Em outro momento, Paltrow teve que esclarecer sua relação com a cantora Taylor Swift: “Não diria que somos boas amigas. Somos amigáveis, já levei meus filhos para um show dela, mas não conversamos muito”. A advogada Kristin VanOrman, aparentemente contagiada pelo espírito de absurdo, prosseguiu com perguntas sobre presentes de Natal “pessoais e íntimos” que a atriz teria entregue à estrela pop, ao que Paltrow respondeu com expressão incrédula antes do protesto de seu advogado ser acatado pelo Juiz. A conexão tem explicação, ou quase isso. Swift notoriamente cobrou apenas 1 dólar em um processo de assédio sexual de 2015 contra o radialista David Mueller. O ato simbólico almejava direcionar atenção à causa das vítimas de assédio, espírito que Paltrow é incapaz de replicar, a não ser que acidentes em resorts de esqui se tornem epidêmicos.
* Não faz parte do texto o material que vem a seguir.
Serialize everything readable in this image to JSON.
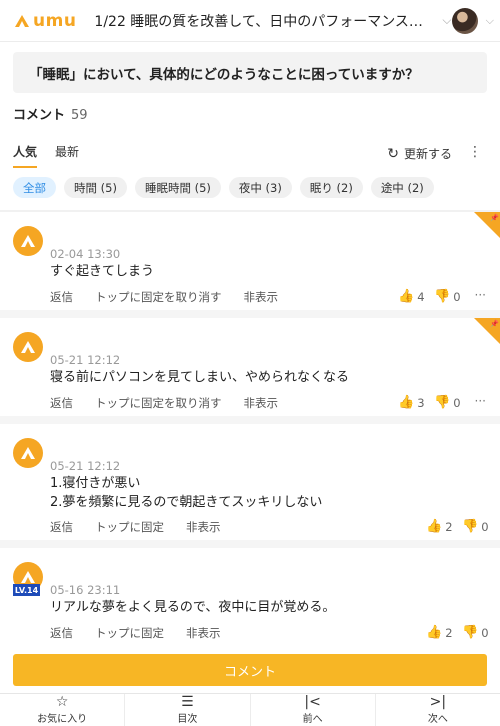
{
  "header": {
    "logo_text": "umu",
    "title": "1/22 睡眠の質を改善して、日中のパフォーマンスをあげよ…",
    "chevron_icon": "chevron-down-icon"
  },
  "question": "「睡眠」において、具体的にどのようなことに困っていますか？",
  "comments_header": {
    "label": "コメント",
    "count": "59"
  },
  "tabs": [
    {
      "label": "人気",
      "active": true
    },
    {
      "label": "最新",
      "active": false
    }
  ],
  "refresh_label": "更新する",
  "filters": [
    {
      "label": "全部",
      "active": true
    },
    {
      "label": "時間 (5)"
    },
    {
      "label": "睡眠時間 (5)"
    },
    {
      "label": "夜中 (3)"
    },
    {
      "label": "眠り (2)"
    },
    {
      "label": "途中 (2)"
    }
  ],
  "comments": [
    {
      "date": "02-04 13:30",
      "lines": [
        "すぐ起きてしまう"
      ],
      "actions": [
        "返信",
        "トップに固定を取り消す",
        "非表示"
      ],
      "likes": "4",
      "dislikes": "0",
      "pinned": true,
      "more": "···"
    },
    {
      "date": "05-21 12:12",
      "lines": [
        "寝る前にパソコンを見てしまい、やめられなくなる"
      ],
      "actions": [
        "返信",
        "トップに固定を取り消す",
        "非表示"
      ],
      "likes": "3",
      "dislikes": "0",
      "pinned": true,
      "more": "···"
    },
    {
      "date": "05-21 12:12",
      "lines": [
        "1.寝付きが悪い",
        "2.夢を頻繁に見るので朝起きてスッキリしない"
      ],
      "actions": [
        "返信",
        "トップに固定",
        "非表示"
      ],
      "likes": "2",
      "dislikes": "0",
      "pinned": false,
      "more": "···"
    },
    {
      "date": "05-16 23:11",
      "level": "LV.14",
      "lines": [
        "リアルな夢をよく見るので、夜中に目が覚める。"
      ],
      "actions": [
        "返信",
        "トップに固定",
        "非表示"
      ],
      "likes": "2",
      "dislikes": "0",
      "pinned": false,
      "more": "···"
    }
  ],
  "comment_button": "コメント",
  "footer": [
    {
      "icon": "star-icon",
      "glyph": "☆",
      "label": "お気に入り"
    },
    {
      "icon": "menu-icon",
      "glyph": "☰",
      "label": "目次"
    },
    {
      "icon": "prev-icon",
      "glyph": "|<",
      "label": "前へ"
    },
    {
      "icon": "next-icon",
      "glyph": ">|",
      "label": "次へ"
    }
  ],
  "colors": {
    "accent": "#f5a623",
    "button": "#f7b625",
    "chip_active_bg": "#e1f1ff",
    "chip_active_text": "#2f8de4",
    "level_badge": "#1e4bb8"
  }
}
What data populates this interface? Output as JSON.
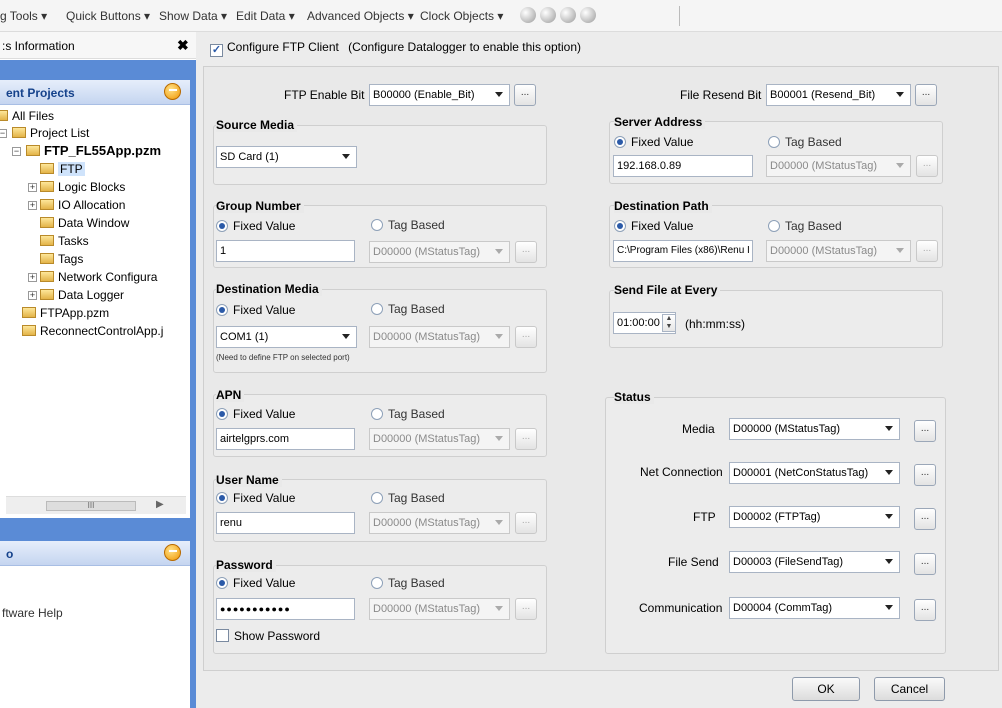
{
  "menu": {
    "items": [
      "g Tools ▾",
      "Quick Buttons ▾",
      "Show Data ▾",
      "Edit Data ▾",
      "Advanced Objects ▾",
      "Clock Objects ▾"
    ]
  },
  "left": {
    "info_title": ":s Information",
    "close": "✖",
    "projects_title": "ent Projects",
    "tree": {
      "all_files": "All Files",
      "project_list": "Project List",
      "project": "FTP_FL55App.pzm",
      "ftp": "FTP",
      "logic": "Logic Blocks",
      "io": "IO Allocation",
      "datawin": "Data Window",
      "tasks": "Tasks",
      "tags": "Tags",
      "netconf": "Network Configura",
      "datalog": "Data Logger",
      "ftpapp": "FTPApp.pzm",
      "reconnect": "ReconnectControlApp.j"
    },
    "scroll_mark": "III",
    "scroll_arrow": "▶",
    "help_title": "o",
    "help_link": "ftware Help"
  },
  "dialog": {
    "configure_label": "Configure FTP Client",
    "configure_note": "(Configure Datalogger to enable this option)",
    "ftp_enable_bit_label": "FTP Enable Bit",
    "ftp_enable_bit_value": "B00000 (Enable_Bit)",
    "file_resend_bit_label": "File Resend Bit",
    "file_resend_bit_value": "B00001 (Resend_Bit)",
    "dots": "...",
    "source_media": {
      "title": "Source Media",
      "value": "SD Card (1)"
    },
    "group_number": {
      "title": "Group Number",
      "fixed": "Fixed Value",
      "tag": "Tag Based",
      "value": "1",
      "tag_value": "D00000 (MStatusTag)"
    },
    "destination_media": {
      "title": "Destination Media",
      "fixed": "Fixed Value",
      "tag": "Tag Based",
      "value": "COM1 (1)",
      "tag_value": "D00000 (MStatusTag)",
      "note": "(Need to define FTP on selected port)"
    },
    "apn": {
      "title": "APN",
      "fixed": "Fixed Value",
      "tag": "Tag Based",
      "value": "airtelgprs.com",
      "tag_value": "D00000 (MStatusTag)"
    },
    "user_name": {
      "title": "User Name",
      "fixed": "Fixed Value",
      "tag": "Tag Based",
      "value": "renu",
      "tag_value": "D00000 (MStatusTag)"
    },
    "password": {
      "title": "Password",
      "fixed": "Fixed Value",
      "tag": "Tag Based",
      "value": "●●●●●●●●●●●",
      "tag_value": "D00000 (MStatusTag)",
      "show": "Show Password"
    },
    "server_address": {
      "title": "Server Address",
      "fixed": "Fixed Value",
      "tag": "Tag Based",
      "value": "192.168.0.89",
      "tag_value": "D00000 (MStatusTag)"
    },
    "destination_path": {
      "title": "Destination Path",
      "fixed": "Fixed Value",
      "tag": "Tag Based",
      "value": "C:\\Program Files (x86)\\Renu I",
      "tag_value": "D00000 (MStatusTag)"
    },
    "send_file": {
      "title": "Send File at Every",
      "value": "01:00:00",
      "unit": "(hh:mm:ss)"
    },
    "status": {
      "title": "Status",
      "rows": [
        {
          "label": "Media",
          "value": "D00000 (MStatusTag)"
        },
        {
          "label": "Net Connection",
          "value": "D00001 (NetConStatusTag)"
        },
        {
          "label": "FTP",
          "value": "D00002 (FTPTag)"
        },
        {
          "label": "File Send",
          "value": "D00003 (FileSendTag)"
        },
        {
          "label": "Communication",
          "value": "D00004 (CommTag)"
        }
      ]
    },
    "ok": "OK",
    "cancel": "Cancel"
  }
}
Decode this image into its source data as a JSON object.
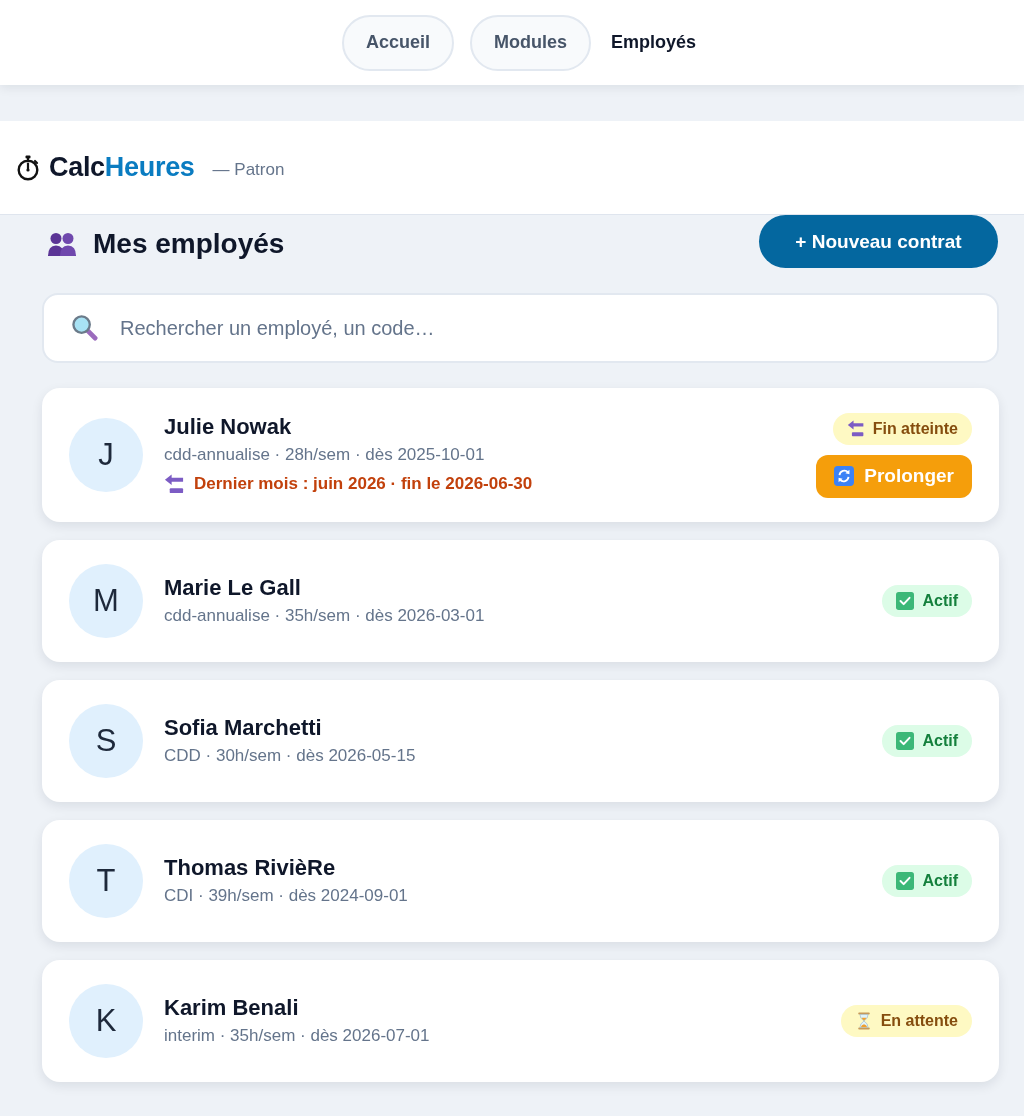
{
  "nav": {
    "tabs": [
      {
        "label": "Accueil",
        "selected": false
      },
      {
        "label": "Modules",
        "selected": false
      },
      {
        "label": "Employés",
        "selected": true
      }
    ]
  },
  "header": {
    "brand": [
      {
        "text": "Calc",
        "kind": "plain"
      },
      {
        "text": "Heures",
        "kind": "accent"
      }
    ],
    "role": "— Patron"
  },
  "page": {
    "title": "Mes employés",
    "new_button": "+ Nouveau contrat"
  },
  "search": {
    "placeholder": "Rechercher un employé, un code…"
  },
  "employees": [
    {
      "initial": "J",
      "name": "Julie Nowak",
      "details": "cdd-annualise · 28h/sem · dès 2025-10-01",
      "warning": "Dernier mois : juin 2026 · fin le 2026-06-30",
      "status": {
        "kind": "ended",
        "label": "Fin atteinte"
      },
      "action": "Prolonger"
    },
    {
      "initial": "M",
      "name": "Marie Le Gall",
      "details": "cdd-annualise · 35h/sem · dès 2026-03-01",
      "status": {
        "kind": "active",
        "label": "Actif"
      }
    },
    {
      "initial": "S",
      "name": "Sofia Marchetti",
      "details": "CDD · 30h/sem · dès 2026-05-15",
      "status": {
        "kind": "active",
        "label": "Actif"
      }
    },
    {
      "initial": "T",
      "name": "Thomas RivièRe",
      "details": "CDI · 39h/sem · dès 2024-09-01",
      "status": {
        "kind": "active",
        "label": "Actif"
      }
    },
    {
      "initial": "K",
      "name": "Karim Benali",
      "details": "interim · 35h/sem · dès 2026-07-01",
      "status": {
        "kind": "pending",
        "label": "En attente"
      }
    }
  ]
}
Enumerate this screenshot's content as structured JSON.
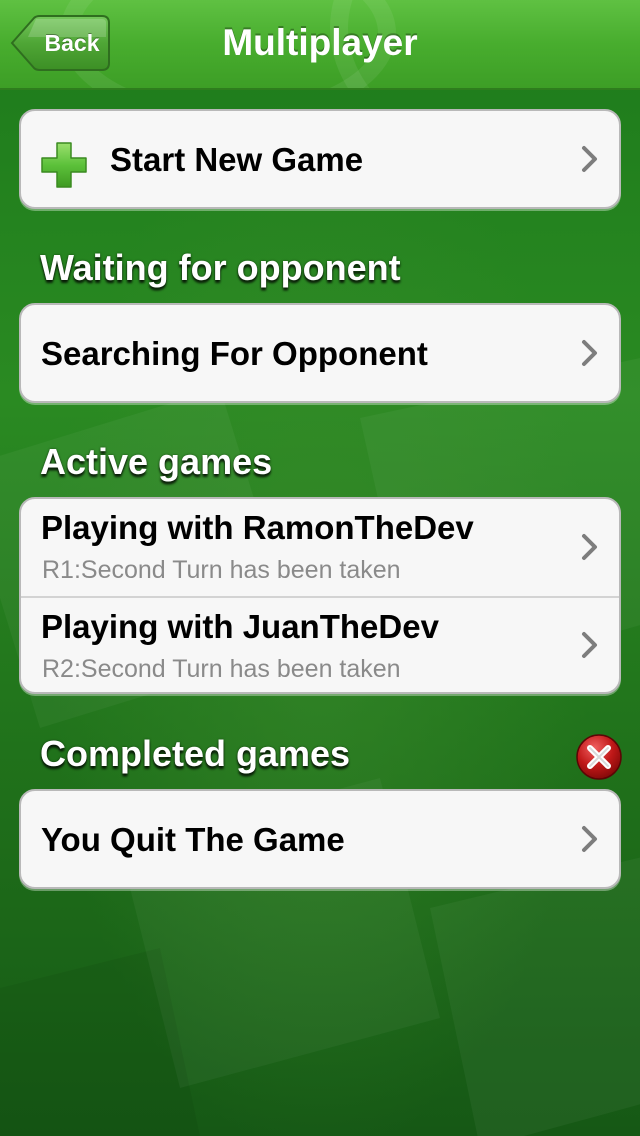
{
  "navbar": {
    "back_label": "Back",
    "title": "Multiplayer"
  },
  "start_new": {
    "label": "Start New Game",
    "icon": "plus-icon"
  },
  "sections": {
    "waiting": {
      "header": "Waiting for opponent",
      "rows": [
        {
          "title": "Searching For Opponent"
        }
      ]
    },
    "active": {
      "header": "Active games",
      "rows": [
        {
          "title": "Playing with RamonTheDev",
          "subtitle": "R1:Second Turn has been taken"
        },
        {
          "title": "Playing with JuanTheDev",
          "subtitle": "R2:Second Turn has been taken"
        }
      ]
    },
    "completed": {
      "header": "Completed games",
      "delete_icon": "close-circle-icon",
      "rows": [
        {
          "title": "You Quit The Game"
        }
      ]
    }
  },
  "colors": {
    "navbar_green": "#48ad2e",
    "background_green": "#1f7a1b",
    "plus_green": "#5cc13a",
    "delete_red": "#c01818",
    "subtitle_gray": "#8a8a8a"
  }
}
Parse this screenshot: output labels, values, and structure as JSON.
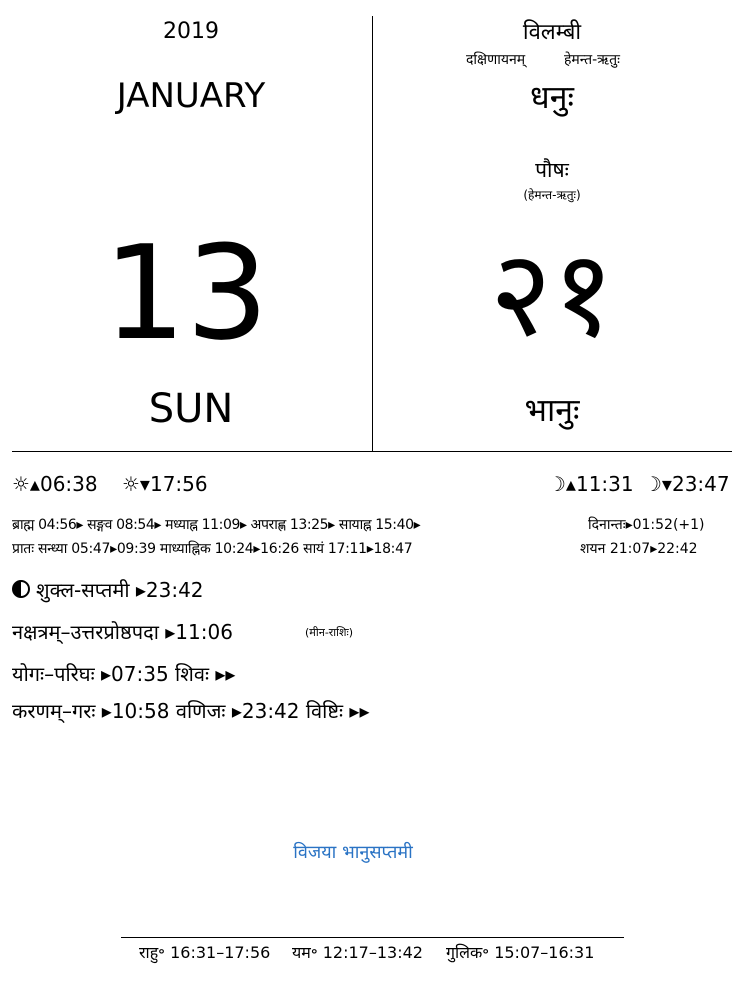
{
  "left": {
    "year": "2019",
    "month": "JANUARY",
    "day": "13",
    "weekday": "SUN"
  },
  "right": {
    "samvatsara": "विलम्बी",
    "ayana": "दक्षिणायनम्",
    "ritu": "हेमन्त-ऋतुः",
    "solar_month": "धनुः",
    "lunar_month": "पौषः",
    "lunar_ritu": "(हेमन्त-ऋतुः)",
    "day": "२१",
    "weekday": "भानुः"
  },
  "sun": {
    "rise": "☼▴06:38",
    "set": "☼▾17:56"
  },
  "moon": {
    "rise": "☽▴11:31",
    "set": "☽▾23:47"
  },
  "muhurta_line1": "ब्राह्म 04:56▸ सङ्गव 08:54▸ मध्याह्न 11:09▸ अपराह्ण 13:25▸ सायाह्न 15:40▸",
  "dinanta": "दिनान्तः▸01:52(+1)",
  "muhurta_line2": "प्रातः सन्ध्या 05:47▸09:39 माध्याह्निक 10:24▸16:26 सायं 17:11▸18:47",
  "shayana": "शयन 21:07▸22:42",
  "tithi": "शुक्ल-सप्तमी ▸23:42",
  "tithi_icon": "half-moon-icon",
  "nakshatra": "नक्षत्रम्–उत्तरप्रोष्ठपदा ▸11:06",
  "rashi": "(मीन-राशिः)",
  "yoga": "योगः–परिघः ▸07:35  शिवः ▸▸",
  "karana": "करणम्–गरः ▸10:58  वणिजः ▸23:42  विष्टिः ▸▸",
  "festival": "विजया भानुसप्तमी",
  "festival_color": "#2a73c4",
  "footer": {
    "rahu": "राहु॰ 16:31–17:56",
    "yama": "यम॰ 12:17–13:42",
    "gulika": "गुलिक॰ 15:07–16:31"
  }
}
A falta de seriedade se tornou marca registrada do imbróglio. Quando VanOrman exaltou a roupa de esqui da atriz, Gwyneth retrucou com elogios aos seus sapatos de salto-alto, que a jurista alegou usar para ficar mais alta após afirmar ter inveja da estatura da estrela. Na lista de evidências, são encontradas falas ditas em talk shows (“estou sempre trombando nas coisas”, a atriz disse a Jimmy Kimmel), capturas de tela indicando massagens tidas no resort e recibos da conta de sua estadia.
Figurinos dignos de uma estrela
Quem esperava que a atriz apostasse na limpeza de imagem para convencer o júri de sua inocência se enganou. A cada dia de julgamento, Gwyneth utiliza novas peças de luxo, de algumas das marcas mais caras do mundo da moda. O perfil de Twitter @championistic tem compilado os respectivos looks de Paltrow em uma série de postagens que já acumula mais de 20.000 curtidas, na qual lista onde encontrá-los. A etiqueta mais utilizada até então é The Row, linha de roupas criada pelas gêmeas Olsen, de Três é Demais. No segundo lugar, ficam Prada e Celine.
Day 4
Full Prada pic.twitter.com/UJzB6zTasd
— 𝐋𝐞𝐞 (@championistic) March 28, 2023
Histórico de polêmicas
Paltrow se tornou simbolo do estilo de vida dos ricos e famosos da Califórnia quando começou sua newsletter de conselhos, a Goop, em 2008. Não demorou e logo o projeto se transformou em empresa, comercializando itens diferenciados como ovos de cristais destinados à inserção na vagina, a contragosto de indicações médicas. Em 2021, a empresa foi processada após um consumidor alegar que a vela vendida como o aroma das partes íntimas da estrela teria “explodido” e sido consumida por altas chamas. Neste mês de março, ela também ocupou manchetes ao contar que sua dieta detox é composta de jejum intermitente e muita sopa de ossos, seu prato preferido para o almoço. Para muitos, os conselhos de Gwyneth são perigosos e promovem distúrbios alimentares. Segundo o jornal The Guardian, é esperado que a defesa da ré termine sua argumentação nesta quinta-feira, dia 30 de março. Sua equipe tem trazido especialistas e animações em alta resolução para persuadir o júri, que se decide até esta sexta.